Making The Case For Fully Converged Arm Servers

ArmCortex — For a company that is based on passing innovation down the line for its users to build on, Arm is taking cues from its own playbook. The components of its first foray into AI processing are all familiar and smack of some key developments in dot product engine use for neural nets, ways of shrinking down weights and nets, and cutting down on noise.

There has been a lot of research and development devoted to bringing the Arm architecture to servers and storage in the datacenter, and a lot of that has focused on making beefier and usually custom Arm cores that look more like an X86 core than they do the kind of compute element we find in our smartphones and tablets. The other way to bring Arm to the datacenter is to use more modest processing elements and to gang a lot of them up together, cramming a lot more cores in a rack and making up the performance in volume.

This latter approach is the one that British server maker Kaleao is taking with its KMAX line of machines. The KMAX servers are the culmination of work done by a team led by John Goodacre, a professor of computer architectures at the University of Manchester, the director of technology and systems at chip designer ARM, and co-founder and chief scientific officer at Kaleao. The development work that the Kaleao team is founding its product line upon has been funded from various sources, as we explained in detail in August 2016, importantly including the European Horizon 2020 program, an €80 billion effort spanning 2014 through 2020 to spur research and innovation in all kinds of fields relevant to the competitiveness of Europe in the global economy.

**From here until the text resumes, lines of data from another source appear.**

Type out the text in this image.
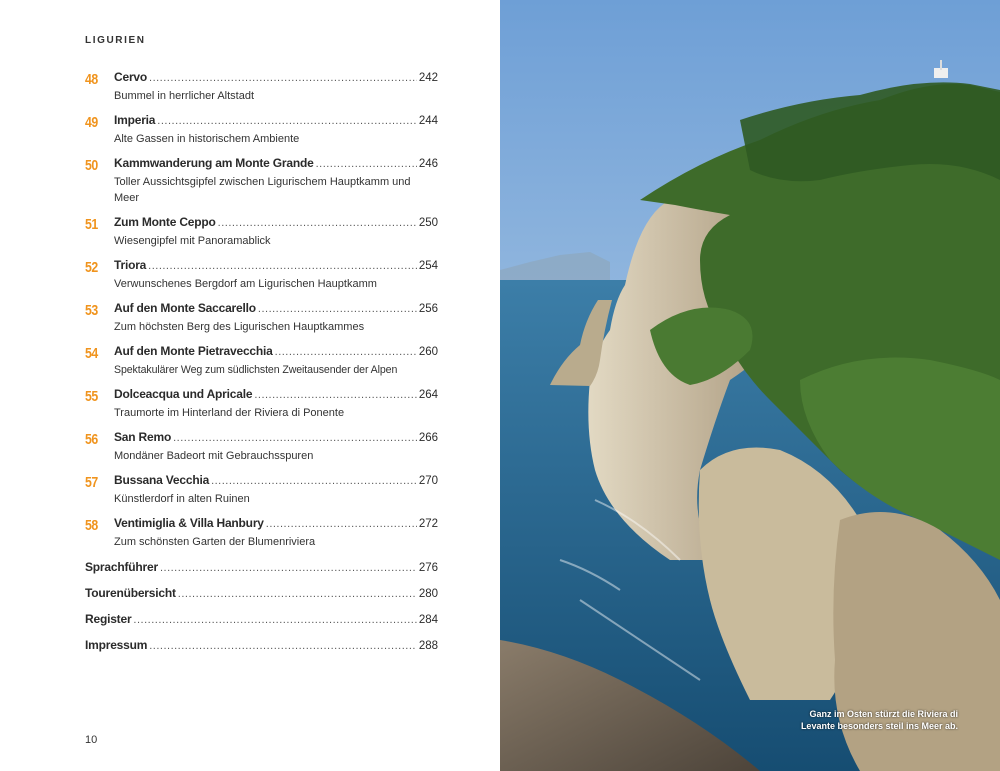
LIGURIEN
48 Cervo .....	242
Bummel in herrlicher Altstadt
49 Imperia .....	244
Alte Gassen in historischem Ambiente
50 Kammwanderung am Monte Grande .....	246
Toller Aussichtsgipfel zwischen Ligurischem Hauptkamm und Meer
51 Zum Monte Ceppo .....	250
Wiesengipfel mit Panoramablick
52 Triora .....	254
Verwunschenes Bergdorf am Ligurischen Hauptkamm
53 Auf den Monte Saccarello .....	256
Zum höchsten Berg des Ligurischen Hauptkammes
54 Auf den Monte Pietravecchia .....	260
Spektakulärer Weg zum südlichsten Zweitausender der Alpen
55 Dolceacqua und Apricale .....	264
Traumorte im Hinterland der Riviera di Ponente
56 San Remo .....	266
Mondäner Badeort mit Gebrauchsspuren
57 Bussana Vecchia .....	270
Künstlerdorf in alten Ruinen
58 Ventimiglia & Villa Hanbury .....	272
Zum schönsten Garten der Blumenriviera
Sprachführer .....	276
Tourenübersicht .....	280
Register .....	284
Impressum .....	288
10
Ganz im Osten stürzt die Riviera di Levante besonders steil ins Meer ab.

Kaleao shipped the first of its KMAX machines late last year, and after some feedback from those engaged in proof of concept testing, has modified the iron a bit to make it better suited to specific use cases in the datacenter. The founding principles of the KMAX machines are similar to those espoused by Facebook in the creation of its various microservers, namely that sometimes a collection of relatively modest processors tightly packed in an enclosure can do the same work for less money and with a lot less power and cooling overhead than a collection of commodity X86 servers with far fewer but brawnier cores and processors comprised of them. Facebook has compelled Intel to create the Xeon-D processors to suit its microserver purposes at large scale, which Intel has also sold as storage controllers and within other embedded servers. Kaleao, being British and wanting to push European technology as much as possible, instead basing its initial machines on the Arm architecture.

Specifically, the KMAX system uses the Exynos 7420 processor developed by Samsung for its Galaxy S6 smartphones, which includes a four-core Cortex-A57 processor complex from Arm running at 2.1 GHz paired with a less brawny four-core Cortex-A53 complex running at 1.5 GHz. The Cortex-A53 cores are used for system and management functions, and only the Cortex-A57 cores are used for compute. The chips are etched in a 14 nanometer process and made by Samsung itself, and they support low profile DDR4 main memory and also have an embedded Mali-T760 MP8 GPU included in the complex.

The KMAX compute node has four of these Exynos 7420 processors on them, which you can see on the left hand side in the image below:

The KMAX system has fully converged storage and networking alongside the compute, with a couple of switches embedded on the node and 4 GB of DDR4 memory and 128 GB of flash memory per processor, the latter of which supplies the I/O bandwidth equivalent of around 300 SATA disk drives, all local to each processor. Each server has a pair of 5 Gb/sec Ethernet ports coming off of it.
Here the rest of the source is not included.